Lorenzo was apparently the
child of a broken home, a chronic runaway, who did in fact often hide in the
vacant lot and rang people’s doorbells because he had nothing better to
do. From what my mother knew he ultimately ended up at a group home near us. The
other thing she told me that night, and that I can’t believe she withheld for
such a long time, was that the reason none of the ladies in our neighborhood
answered their doors, and why that summer we kids couldn’t go too far and had
to always stay in groups. It had nothing to do with Lorenzo but with the
mannequin the older kids found in the lot by the alley. It turns out it was not a mannequin. It was the body of a dead girl. She was one of the women who visited and “worked”

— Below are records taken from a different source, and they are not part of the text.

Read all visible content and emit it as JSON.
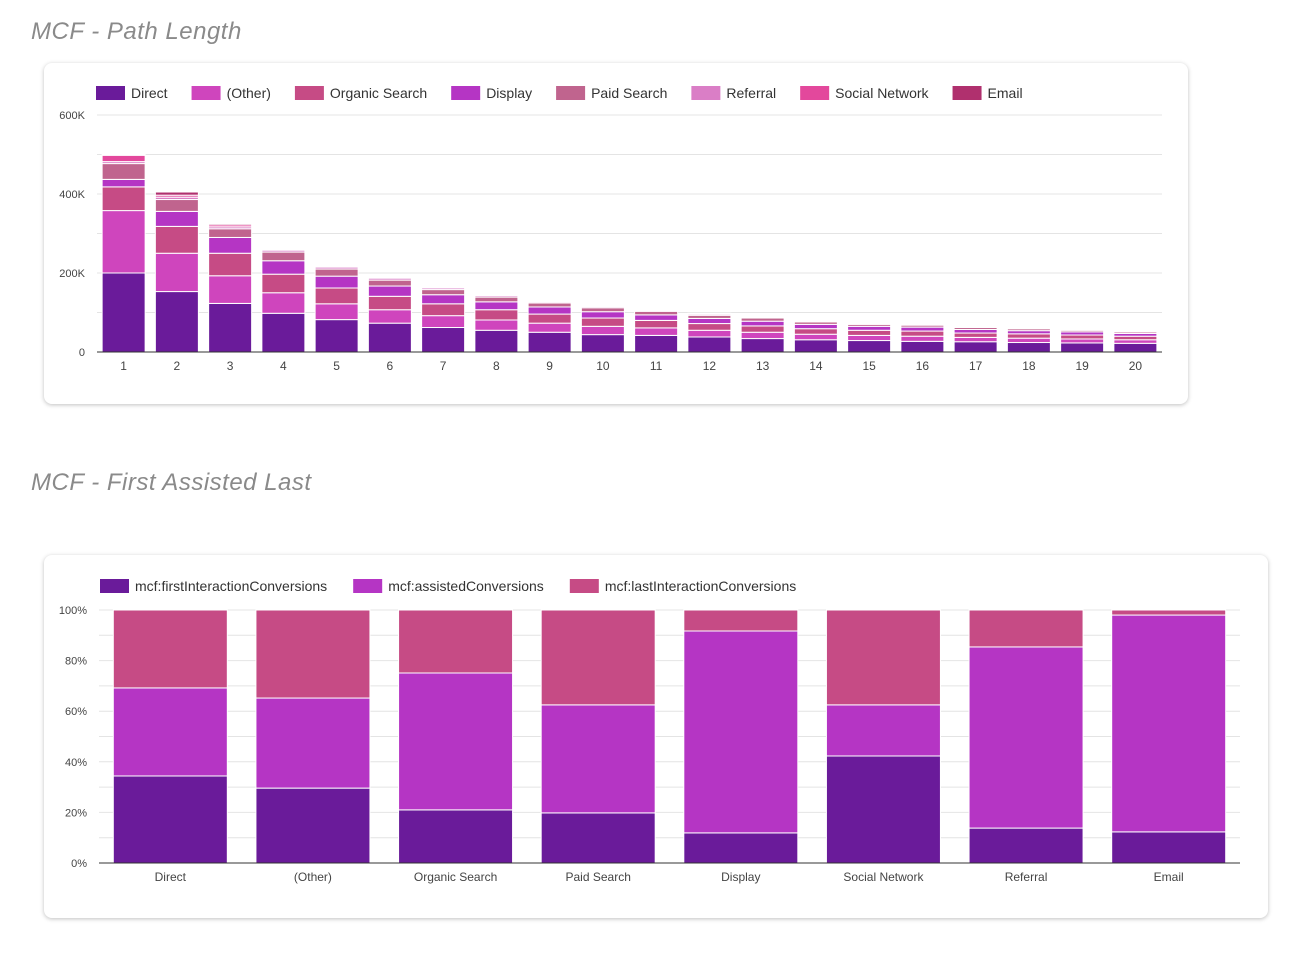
{
  "titles": {
    "path_length": "MCF - Path Length",
    "first_assisted_last": "MCF - First Assisted Last"
  },
  "chart_data": [
    {
      "type": "bar",
      "stacked": true,
      "title": "MCF - Path Length",
      "categories": [
        "1",
        "2",
        "3",
        "4",
        "5",
        "6",
        "7",
        "8",
        "9",
        "10",
        "11",
        "12",
        "13",
        "14",
        "15",
        "16",
        "17",
        "18",
        "19",
        "20"
      ],
      "yticks": [
        "0",
        "200K",
        "400K",
        "600K"
      ],
      "ylim": [
        0,
        600000
      ],
      "grid": true,
      "legend_position": "top-left",
      "series": [
        {
          "name": "Direct",
          "color": "#6a1b9a",
          "values": [
            200000,
            153000,
            123000,
            98000,
            82000,
            73000,
            62000,
            55000,
            50000,
            44000,
            42000,
            38000,
            34000,
            31000,
            29000,
            27000,
            26000,
            24000,
            23000,
            22000
          ]
        },
        {
          "name": "(Other)",
          "color": "#cf45bd",
          "values": [
            158000,
            97000,
            70000,
            52000,
            40000,
            34000,
            30000,
            26000,
            23000,
            21000,
            19000,
            17000,
            16000,
            14000,
            13000,
            13000,
            11000,
            11000,
            10000,
            9000
          ]
        },
        {
          "name": "Organic Search",
          "color": "#c64b85",
          "values": [
            60000,
            68000,
            57000,
            47000,
            40000,
            34000,
            30000,
            26000,
            23000,
            21000,
            19000,
            17000,
            16000,
            14000,
            13000,
            13000,
            11000,
            11000,
            10000,
            9000
          ]
        },
        {
          "name": "Display",
          "color": "#b535c4",
          "values": [
            19000,
            38000,
            40000,
            34000,
            30000,
            26000,
            23000,
            20000,
            18000,
            16000,
            14000,
            13000,
            12000,
            11000,
            10000,
            10000,
            9000,
            8000,
            8000,
            7000
          ]
        },
        {
          "name": "Paid Search",
          "color": "#c0648e",
          "values": [
            40000,
            30000,
            22000,
            22000,
            18000,
            15000,
            13000,
            12000,
            10000,
            10000,
            9000,
            8000,
            8000,
            6000,
            5000,
            5000,
            5000,
            5000,
            4000,
            4000
          ]
        },
        {
          "name": "Referral",
          "color": "#da7ec6",
          "values": [
            5000,
            6000,
            5000,
            5000,
            5000,
            5000,
            4000,
            4000,
            3000,
            3000,
            2000,
            3000,
            2000,
            2000,
            2000,
            2000,
            2000,
            1000,
            2000,
            1000
          ]
        },
        {
          "name": "Social Network",
          "color": "#e3489c",
          "values": [
            16000,
            5000,
            5000,
            1000,
            2000,
            2000,
            2000,
            1000,
            2000,
            1000,
            1000,
            1000,
            1000,
            1000,
            1000,
            1000,
            1000,
            1000,
            1000,
            1000
          ]
        },
        {
          "name": "Email",
          "color": "#b0306e",
          "values": [
            2000,
            8000,
            3000,
            1000,
            1000,
            1000,
            1000,
            1000,
            1000,
            1000,
            1000,
            1000,
            1000,
            1000,
            0,
            0,
            0,
            0,
            0,
            0
          ]
        }
      ]
    },
    {
      "type": "bar",
      "stacked": true,
      "normalized": true,
      "title": "MCF - First Assisted Last",
      "categories": [
        "Direct",
        "(Other)",
        "Organic Search",
        "Paid Search",
        "Display",
        "Social Network",
        "Referral",
        "Email"
      ],
      "yticks": [
        "0%",
        "20%",
        "40%",
        "60%",
        "80%",
        "100%"
      ],
      "ylim": [
        0,
        100
      ],
      "grid": true,
      "legend_position": "top-left",
      "series": [
        {
          "name": "mcf:firstInteractionConversions",
          "color": "#6a1b9a",
          "values": [
            34.4,
            29.6,
            21.0,
            19.8,
            11.9,
            42.3,
            13.8,
            12.3
          ]
        },
        {
          "name": "mcf:assistedConversions",
          "color": "#b535c4",
          "values": [
            34.8,
            35.6,
            54.1,
            42.7,
            79.8,
            20.2,
            71.6,
            85.7
          ]
        },
        {
          "name": "mcf:lastInteractionConversions",
          "color": "#c64b85",
          "values": [
            30.8,
            34.8,
            24.9,
            37.5,
            8.3,
            37.5,
            14.6,
            2.0
          ]
        }
      ]
    }
  ]
}
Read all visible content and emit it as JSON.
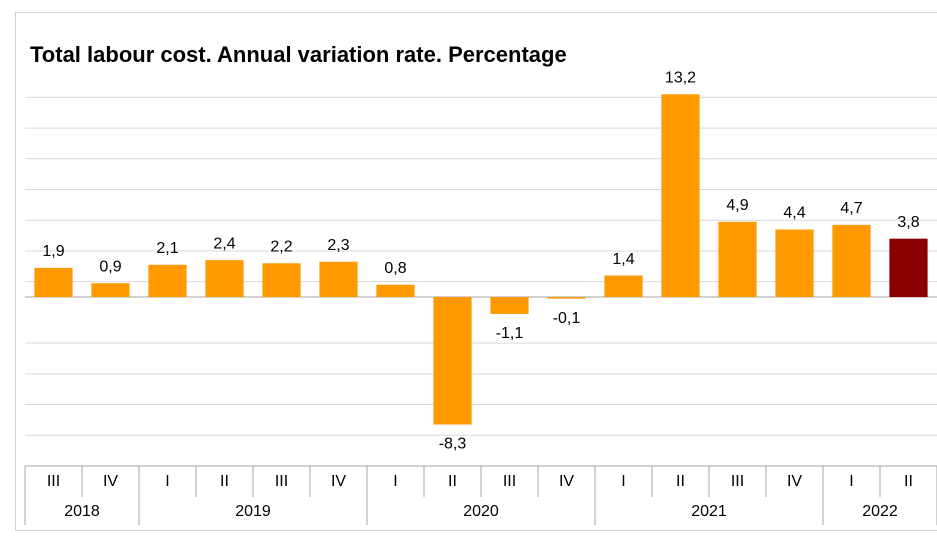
{
  "chart_data": {
    "type": "bar",
    "title": "Total labour cost. Annual  variation rate. Percentage",
    "categories": [
      "III",
      "IV",
      "I",
      "II",
      "III",
      "IV",
      "I",
      "II",
      "III",
      "IV",
      "I",
      "II",
      "III",
      "IV",
      "I",
      "II"
    ],
    "years": [
      "2018",
      "2018",
      "2019",
      "2019",
      "2019",
      "2019",
      "2020",
      "2020",
      "2020",
      "2020",
      "2021",
      "2021",
      "2021",
      "2021",
      "2022",
      "2022"
    ],
    "values": [
      1.9,
      0.9,
      2.1,
      2.4,
      2.2,
      2.3,
      0.8,
      -8.3,
      -1.1,
      -0.1,
      1.4,
      13.2,
      4.9,
      4.4,
      4.7,
      3.8
    ],
    "value_labels": [
      "1,9",
      "0,9",
      "2,1",
      "2,4",
      "2,2",
      "2,3",
      "0,8",
      "-8,3",
      "-1,1",
      "-0,1",
      "1,4",
      "13,2",
      "4,9",
      "4,4",
      "4,7",
      "3,8"
    ],
    "colors": [
      "#ff9900",
      "#ff9900",
      "#ff9900",
      "#ff9900",
      "#ff9900",
      "#ff9900",
      "#ff9900",
      "#ff9900",
      "#ff9900",
      "#ff9900",
      "#ff9900",
      "#ff9900",
      "#ff9900",
      "#ff9900",
      "#ff9900",
      "#8b0000"
    ],
    "ylim": [
      -11,
      14
    ],
    "yticks": [
      -9,
      -7,
      -5,
      -3,
      1,
      3,
      5,
      7,
      9,
      11,
      13
    ],
    "grid": true
  }
}
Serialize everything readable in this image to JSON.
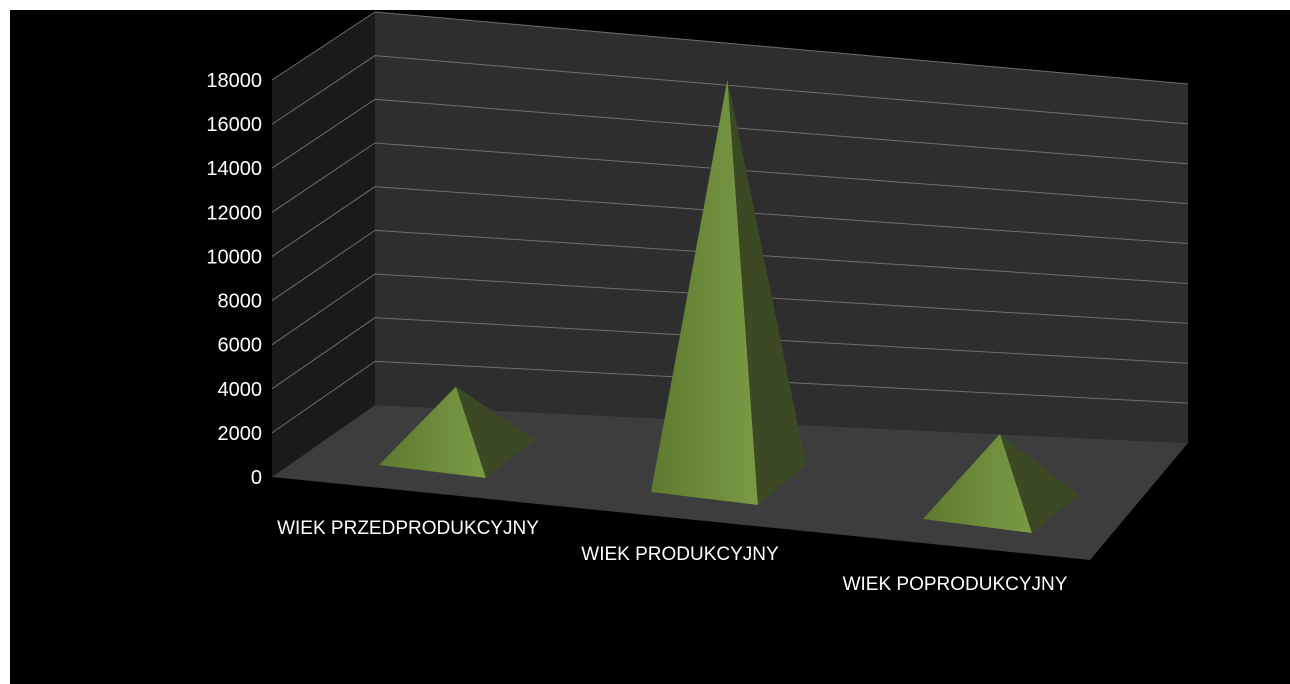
{
  "chart_data": {
    "type": "bar",
    "bar_shape": "pyramid-3d",
    "categories": [
      "WIEK PRZEDPRODUKCYJNY",
      "WIEK PRODUKCYJNY",
      "WIEK POPRODUKCYJNY"
    ],
    "values": [
      3100,
      17000,
      3400
    ],
    "ylim": [
      0,
      18000
    ],
    "yticks": [
      "0",
      "2000",
      "4000",
      "6000",
      "8000",
      "10000",
      "12000",
      "14000",
      "16000",
      "18000"
    ],
    "grid": true,
    "legend": "none",
    "colors": {
      "background": "#000000",
      "back_wall": "#2e2e2e",
      "side_wall": "#1a1a1a",
      "floor": "#3d3d3d",
      "gridline": "#6e6e6e",
      "pyramid_light": "#7a9a44",
      "pyramid_mid": "#5e7a30",
      "pyramid_dark": "#3b4a24",
      "text": "#ffffff"
    }
  }
}
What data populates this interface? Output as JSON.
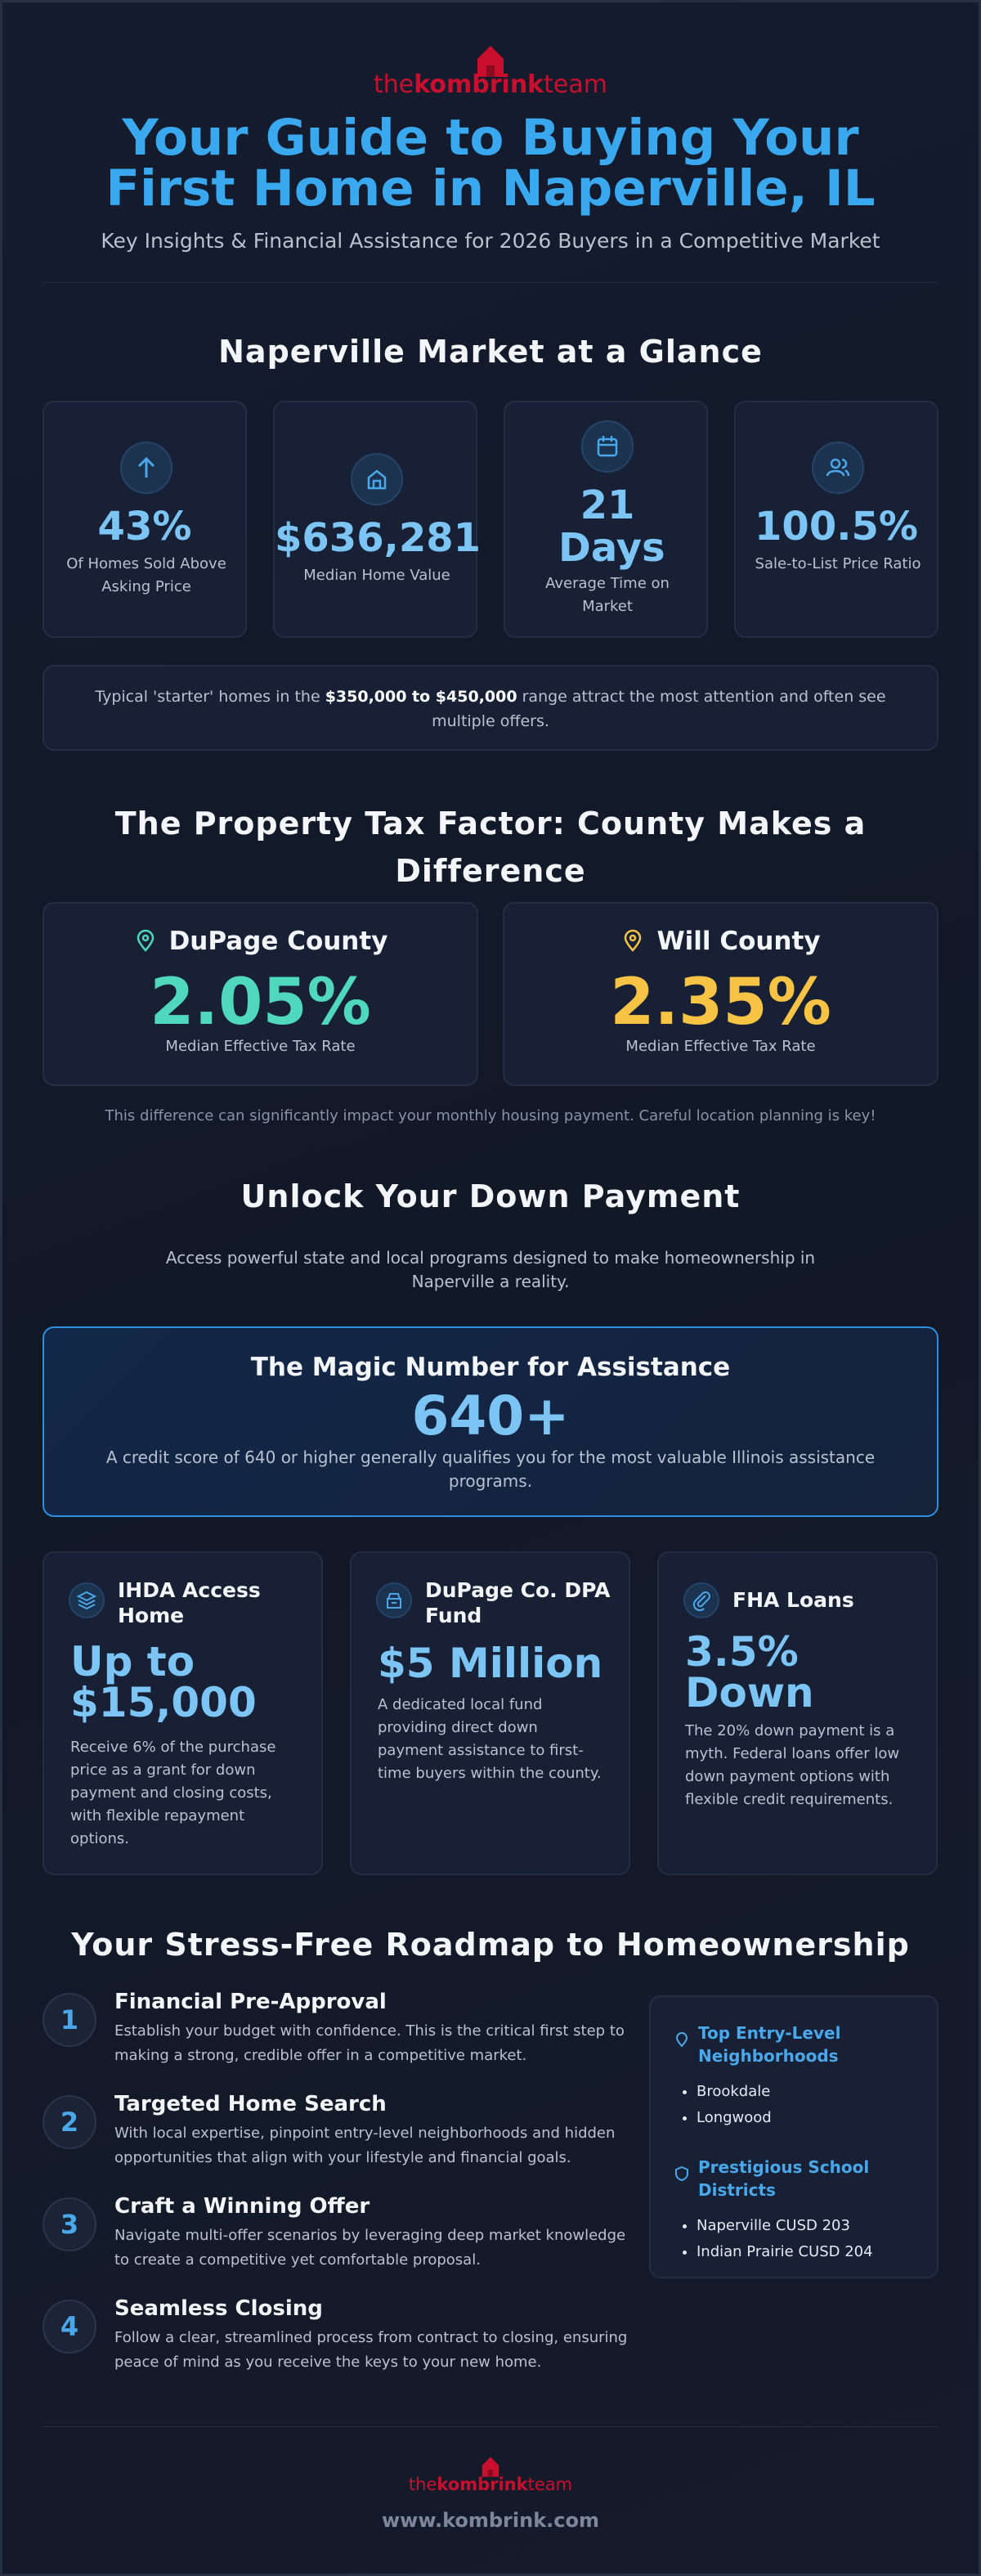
{
  "header": {
    "logo": {
      "prefix": "the",
      "brand": "kombrink",
      "suffix": "team"
    },
    "title": "Your Guide to Buying Your First Home in Naperville, IL",
    "subtitle": "Key Insights & Financial Assistance for 2026 Buyers in a Competitive Market"
  },
  "market": {
    "title": "Naperville Market at a Glance",
    "stats": [
      {
        "value": "43%",
        "label": "Of Homes Sold Above Asking Price"
      },
      {
        "value": "$636,281",
        "label": "Median Home Value"
      },
      {
        "value": "21 Days",
        "label": "Average Time on Market"
      },
      {
        "value": "100.5%",
        "label": "Sale-to-List Price Ratio"
      }
    ],
    "note": {
      "before": "Typical 'starter' homes in the ",
      "highlight": "$350,000 to $450,000",
      "after": " range attract the most attention and often see multiple offers."
    }
  },
  "tax": {
    "title": "The Property Tax Factor: County Makes a Difference",
    "counties": [
      {
        "name": "DuPage County",
        "rate": "2.05%",
        "label": "Median Effective Tax Rate"
      },
      {
        "name": "Will County",
        "rate": "2.35%",
        "label": "Median Effective Tax Rate"
      }
    ],
    "note": "This difference can significantly impact your monthly housing payment. Careful location planning is key!"
  },
  "down_payment": {
    "title": "Unlock Your Down Payment",
    "intro": "Access powerful state and local programs designed to make homeownership in Naperville a reality.",
    "magic": {
      "title": "The Magic Number for Assistance",
      "value": "640+",
      "text": "A credit score of 640 or higher generally qualifies you for the most valuable Illinois assistance programs."
    },
    "programs": [
      {
        "title": "IHDA Access Home",
        "value": "Up to $15,000",
        "text": "Receive 6% of the purchase price as a grant for down payment and closing costs, with flexible repayment options."
      },
      {
        "title": "DuPage Co. DPA Fund",
        "value": "$5 Million",
        "text": "A dedicated local fund providing direct down payment assistance to first-time buyers within the county."
      },
      {
        "title": "FHA Loans",
        "value": "3.5% Down",
        "text": "The 20% down payment is a myth. Federal loans offer low down payment options with flexible credit requirements."
      }
    ]
  },
  "roadmap": {
    "title": "Your Stress-Free Roadmap to Homeownership",
    "steps": [
      {
        "number": "1",
        "title": "Financial Pre-Approval",
        "text": "Establish your budget with confidence. This is the critical first step to making a strong, credible offer in a competitive market."
      },
      {
        "number": "2",
        "title": "Targeted Home Search",
        "text": "With local expertise, pinpoint entry-level neighborhoods and hidden opportunities that align with your lifestyle and financial goals."
      },
      {
        "number": "3",
        "title": "Craft a Winning Offer",
        "text": "Navigate multi-offer scenarios by leveraging deep market knowledge to create a competitive yet comfortable proposal."
      },
      {
        "number": "4",
        "title": "Seamless Closing",
        "text": "Follow a clear, streamlined process from contract to closing, ensuring peace of mind as you receive the keys to your new home."
      }
    ],
    "sidebar": [
      {
        "title": "Top Entry-Level Neighborhoods",
        "items": [
          "Brookdale",
          "Longwood"
        ]
      },
      {
        "title": "Prestigious School Districts",
        "items": [
          "Naperville CUSD 203",
          "Indian Prairie CUSD 204"
        ]
      }
    ]
  },
  "footer": {
    "logo": {
      "prefix": "the",
      "brand": "kombrink",
      "suffix": "team"
    },
    "url": "www.kombrink.com"
  }
}
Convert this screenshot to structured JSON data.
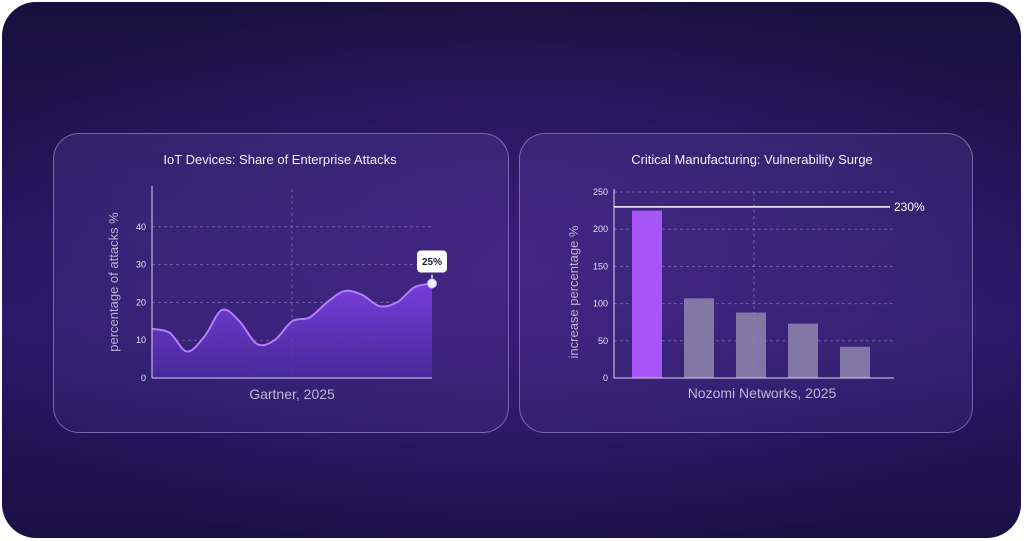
{
  "chart_data": [
    {
      "type": "area",
      "title": "IoT Devices: Share of Enterprise Attacks",
      "xlabel": "Gartner, 2025",
      "ylabel": "percentage of attacks %",
      "ylim": [
        0,
        50
      ],
      "yticks": [
        0,
        10,
        20,
        30,
        40
      ],
      "grid": true,
      "x": [
        0,
        0.5,
        1,
        1.5,
        2,
        2.5,
        3,
        3.5,
        4,
        4.5,
        5,
        5.5,
        6,
        6.5,
        7,
        7.5,
        8
      ],
      "values": [
        13,
        12,
        7,
        11,
        18,
        15,
        9,
        10,
        15,
        16,
        20,
        23,
        22,
        19,
        20,
        24,
        25
      ],
      "callout": {
        "label": "25%",
        "x": 8,
        "value": 25
      },
      "colors": {
        "line": "#b47cff",
        "fill_top": "#7a3fe0",
        "fill_bottom": "#4b2aa0"
      }
    },
    {
      "type": "bar",
      "title": "Critical Manufacturing: Vulnerability Surge",
      "xlabel": "Nozomi Networks, 2025",
      "ylabel": "increase percentage %",
      "ylim": [
        0,
        250
      ],
      "yticks": [
        0,
        50,
        100,
        150,
        200,
        250
      ],
      "grid": true,
      "categories": [
        "",
        "",
        "",
        "",
        ""
      ],
      "values": [
        225,
        107,
        88,
        73,
        42
      ],
      "reference_line": {
        "value": 230,
        "label": "230%"
      },
      "colors": {
        "highlight": "#a855f7",
        "bar": "#8f86ad",
        "reference": "#ffffff"
      }
    }
  ]
}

at the Dolphin Hotel, which was quite the swanky place in its day. She and one
of her paramours apparently got into some dispute and in the heat of the
ensuing fight he strangled her.
Maybe it was an accident, as
he said, maybe it was on purpose, or somewhere in between. Nobody knows. What is known now is that after he killed
her, he panicked, and sought to cover up his crime, so he took away from that
girl everything she had that might reveal her identity. He removed her clothes,
her hands, and her head. Then he left her in a woody, overgrown spot, like some
department store dummy, thrown away, for some innocent children to find one
day.
My mother told me that it
wasn’t until after the killer had succumbed to his guilt, and turned himself
into the police, that the neighbor women once again began answering the door
when the bell rang, and our fathers took their pistols and hunting shotguns out
from hiding places, drawers, closets, under couches, and put them back in the
attic.
There’s a part of me that
resents that it took so long for my mother to tell me the truth about what was
going on in those days. There is also a part of me that is glad she kept it
from me. I have nice memories of the short time we spent in Des Plaines . It was one of the times in my life when
I was always happy and all I really had to be concerned with were the weather,
Lorenzo, and being a superhero. Like a
lot of people, I wouldn’t mind feeling that way again right now. I can’t always though. From time to time I think about that girl,
whoever she was, and what someone might’ve been able to save her, or at least
allow her to die with some dignity.
I’m very nearly fifty years
old and I’m still pretty obsessed with superheroes. My boys took me to the midnight opening of the Captain America movie,
because he is my favorite, and I couldn’t have been more excited or enjoyed
myself more. My wife and a few others have suggested that I have a superhero
complex, and the more I reflect on this, I think they may be right. For
whatever psychological reason, my whole life I have always wanted to do
everything perfectly and to win the adoration of citizens everywhere. If I
am doing something and it is not absolutely perfect, I can become a very mean
and miserable person.
When I was diagnosed it was very
difficult for me to accept that Parkinson’s is not a disease that can be cured,
but only managed, and that no matter what I do, it will not go away or get
better. In fact, the likelihood is it
will in time get far worse. That is a hard thing for a superhero to swallow. I’m
learning though. I’m learning that no
one is really able to be a superhero. I’m
learning though that there are things I just have to let go of and do the best I
can with what I have. I’m learning to
accept I can’t be Captain America no matter how much I want to be, and
that is just OK. I like being the Rain King, sitting in his garage watching the
lightning with his family and his friends.
Michael J. Fox has a line
that he uses when he talks to people that I have grown to appreciate very
much. He says, “I
am careful not to confuse excellence with perfection. Excellence, I can reach
for; perfection is God's business.”
I like that. I just wish it was
something I’d heard and thought about a long time ago. I wasted a lot of years trying to be perfect,
a superhero, when I could’ve relaxed, enjoyed life, and just tried to do my
best. I’m getting there now.
I do believe the lesson learned and passed on actually has made you a "Superhero" achieving excellence. Well done Tom...well done.